If you work so hard, why is your performance so bad?
We all have a hard time identifying skilled people. Similarly, we all have a hard time identifying smart people. Trust me, I have seen so many people being hired for a job where I would have sworn, they were smart and skilled enough to succeed. And then they turned out to be neither. Most people I know have a hit ratio in hiring people that is only slightly above 50% and I don’t pretend to be any better.

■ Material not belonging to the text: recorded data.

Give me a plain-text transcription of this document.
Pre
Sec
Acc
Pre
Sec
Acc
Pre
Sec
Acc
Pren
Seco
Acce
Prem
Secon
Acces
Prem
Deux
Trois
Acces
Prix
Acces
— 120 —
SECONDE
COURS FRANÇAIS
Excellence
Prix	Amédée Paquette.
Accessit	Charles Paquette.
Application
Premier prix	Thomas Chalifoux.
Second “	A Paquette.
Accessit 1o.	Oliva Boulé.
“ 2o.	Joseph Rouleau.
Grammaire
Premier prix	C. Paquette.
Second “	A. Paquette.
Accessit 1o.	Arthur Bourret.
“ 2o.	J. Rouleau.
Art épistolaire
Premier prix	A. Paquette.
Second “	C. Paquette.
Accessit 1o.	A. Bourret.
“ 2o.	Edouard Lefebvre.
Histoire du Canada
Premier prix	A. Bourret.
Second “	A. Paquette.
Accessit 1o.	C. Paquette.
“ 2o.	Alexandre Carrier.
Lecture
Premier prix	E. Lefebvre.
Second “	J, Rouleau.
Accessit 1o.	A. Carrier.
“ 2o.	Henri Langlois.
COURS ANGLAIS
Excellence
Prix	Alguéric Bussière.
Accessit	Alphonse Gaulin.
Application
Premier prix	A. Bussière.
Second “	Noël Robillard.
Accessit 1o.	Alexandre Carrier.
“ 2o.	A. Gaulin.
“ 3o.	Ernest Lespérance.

But because it is so difficult to identify skilled people, we often rely on shortcuts that we think give us an indication that this person should be skilled. One of the more famous mental shortcuts is that successful people must be smart. And success is typically measured as wealth in our society, giving rise to the fallacy that rich and successful people must be smart. No offense to the rich people reading this blog, but the correlation between wealth and intelligence is zero.
A similar fallacy is at work, at least according to a new paper by J. B. Heaton and Ginger Pennington, when we pick active fund managers.
Many of us know the classic example of the conjunction fallacy:
Linda is 31 years old, single, outspoken, and very bright. She majored in philosophy. As a student, she was deeply concerned with issues of discrimination and social justice, and also participated in antinuclear demonstrations.
Which is more probable?
1. Linda is a bank teller.
2. Linda is a bank teller and is active in the feminist movement.
Many people will select the second possibility as the more likely one even though that is logically impossible because feminist bank tellers are a subgroup of all bank tellers.
Heaton and Pennington asked a random selection of 1,004 individuals above the age of 30 and with a household income of more than $100,000 a similar question about fund management:
ABC Fund invests in common stocks listed on United States stock exchanges. Which is more likely?
1. ABC Fund will earn a good return this year for its investors.
2. ABC Fund will earn a good return this year for its investors and ABC Fund employs investment analysts who work hard to identify the best stocks for ABC Fund to invest in.
An astonishing 62.5% of respondents selected the second possibility. This is not only logically impossible as in the case of Linda the bank teller, but it shows that investors equate hard work with a higher probability of success in investing.
And this might explain something that is commonplace in fund marketing. Fund managers always point out how many analysts they have working for them and how many years of experience they have. This is obviously done to impress potential investors and show them how many skilled people are looking after their money.
Unfortunately, as I show in chapter 6 of my upcoming book (e-book available here), there is no evidence that having a larger number of analysts and fund managers work in a team leads to better performance. From the point of view of a professional fund selector, choosing the big brand names makes sense because it reduces career risk. As they say in the IT industry: “Nobody ever got fired for buying IBM”. Similarly, if you invest in an actively managed fund from a good brand with many analysts providing analysis for the fund manager, you can’t get fired for that.
But the first five chapters of my book show all the mistakes that professionals make all the time that cost them performance. And picking funds managed by people who make these mistakes is mistake number 6…
But as the research cited above shows, it is an all too common mistake and may be a major reason why good funds run by small boutique firms struggle while poor funds run by large firms succeed. They simply can point to all the work that is done to manage the investments and exploit the conjunction fallacy.